On the other hand, most non-database applications store data as simple flat files we can backup as-is without forcing complicated transactions or data consistency procedures. This use case is handled directly with the OpenShift Plugin using a dedicated Bacula Backup Proxy Pod executed in the cluster.

If the container application is more complex, it is possible to execute commands inside the container to quiesce the application:

  • before the volume cloning or snapshot

  • after the volume cloning or snapshot

  • after the backup of the container.

The execution of a command may cause the backup of the container to be terminated due to an issue with the run.*.failonerror annotation. You can find detailed description of this feature here.

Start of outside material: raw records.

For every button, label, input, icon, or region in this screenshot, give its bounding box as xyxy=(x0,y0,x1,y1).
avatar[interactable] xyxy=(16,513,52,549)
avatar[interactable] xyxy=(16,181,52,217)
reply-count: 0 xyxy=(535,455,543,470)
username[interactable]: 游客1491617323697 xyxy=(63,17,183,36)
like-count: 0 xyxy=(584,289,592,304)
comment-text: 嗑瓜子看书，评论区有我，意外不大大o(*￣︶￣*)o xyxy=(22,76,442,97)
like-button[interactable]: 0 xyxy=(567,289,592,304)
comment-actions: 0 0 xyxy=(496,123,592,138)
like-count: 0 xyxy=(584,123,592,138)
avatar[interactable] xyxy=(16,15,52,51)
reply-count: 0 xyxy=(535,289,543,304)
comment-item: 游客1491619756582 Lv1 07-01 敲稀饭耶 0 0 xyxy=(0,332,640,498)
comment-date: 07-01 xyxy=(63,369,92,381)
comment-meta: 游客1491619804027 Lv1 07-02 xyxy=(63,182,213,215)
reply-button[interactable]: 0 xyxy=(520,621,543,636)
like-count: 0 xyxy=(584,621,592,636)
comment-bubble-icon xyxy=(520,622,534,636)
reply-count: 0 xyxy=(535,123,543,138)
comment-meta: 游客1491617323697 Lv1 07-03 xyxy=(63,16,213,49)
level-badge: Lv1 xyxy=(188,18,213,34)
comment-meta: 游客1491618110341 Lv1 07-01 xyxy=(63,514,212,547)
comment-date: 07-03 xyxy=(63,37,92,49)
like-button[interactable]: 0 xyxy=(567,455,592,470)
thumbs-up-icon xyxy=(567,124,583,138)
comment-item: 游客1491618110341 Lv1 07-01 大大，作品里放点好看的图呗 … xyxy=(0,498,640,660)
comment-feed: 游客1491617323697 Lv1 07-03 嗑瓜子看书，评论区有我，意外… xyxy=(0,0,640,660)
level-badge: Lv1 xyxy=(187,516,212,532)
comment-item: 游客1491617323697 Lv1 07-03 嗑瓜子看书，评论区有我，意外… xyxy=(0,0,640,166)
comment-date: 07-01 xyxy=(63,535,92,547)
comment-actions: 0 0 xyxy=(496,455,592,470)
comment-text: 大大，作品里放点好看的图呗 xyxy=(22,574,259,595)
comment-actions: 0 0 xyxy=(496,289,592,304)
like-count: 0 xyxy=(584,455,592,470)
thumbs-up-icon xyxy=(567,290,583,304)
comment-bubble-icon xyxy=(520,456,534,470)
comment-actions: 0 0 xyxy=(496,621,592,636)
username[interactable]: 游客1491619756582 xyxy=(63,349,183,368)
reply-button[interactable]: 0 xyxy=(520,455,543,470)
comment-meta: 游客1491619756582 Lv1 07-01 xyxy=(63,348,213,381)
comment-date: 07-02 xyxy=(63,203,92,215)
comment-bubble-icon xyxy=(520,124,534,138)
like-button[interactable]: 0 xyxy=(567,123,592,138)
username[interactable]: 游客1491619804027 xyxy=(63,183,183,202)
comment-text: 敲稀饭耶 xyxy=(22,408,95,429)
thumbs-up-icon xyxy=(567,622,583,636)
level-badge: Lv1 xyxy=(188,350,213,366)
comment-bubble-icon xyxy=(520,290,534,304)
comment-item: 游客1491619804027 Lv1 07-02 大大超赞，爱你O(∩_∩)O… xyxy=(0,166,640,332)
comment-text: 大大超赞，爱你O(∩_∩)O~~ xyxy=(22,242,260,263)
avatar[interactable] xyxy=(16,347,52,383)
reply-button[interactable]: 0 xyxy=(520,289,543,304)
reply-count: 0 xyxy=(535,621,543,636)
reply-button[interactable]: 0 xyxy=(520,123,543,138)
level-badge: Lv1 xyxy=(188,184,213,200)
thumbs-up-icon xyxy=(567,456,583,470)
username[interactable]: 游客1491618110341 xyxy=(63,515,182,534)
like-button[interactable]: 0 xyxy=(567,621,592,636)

A Bacula Backup Proxy Pod is a service executed automatically by the OpenShift Plugin which manages secure access to Persistent Volume data for the plugin. It is executed on the OpenShift cluster infrastructure and requires a network connection to the OpenShift Plugin for data exchange on backup and restore operations. No external cluster service like NodePort, LoadBalancer, Ingress or Host Based Networking configuration is required to use this feature.

It is also not required to permanently deploy and run this service on the cluster itself as it is executed on demand. The Bacula Backup Proxy Pod does not consume any valuable compute resources outside of the backup window. You can even operate your OpenShift backup solution (Bacula Enterprise service with OpenShift Plugin directly from your on-premises backup infrastructure to backup a public OpenShift cluster (it requires a simple port forwarding firewall rule) or use public backup infrastructure to back up on-premises OpenShift cluster(s). Support for these varied architecture modes is built into the OpenShift Plugin. It is designed to be a One-Click solution for OpenShift backups.

Starting from Bacula Enterprise version 12.6.0, you can back up and restore any PVC data including PVCs not attached to any running OpenShift Pod. This removes a previous limitation in this area.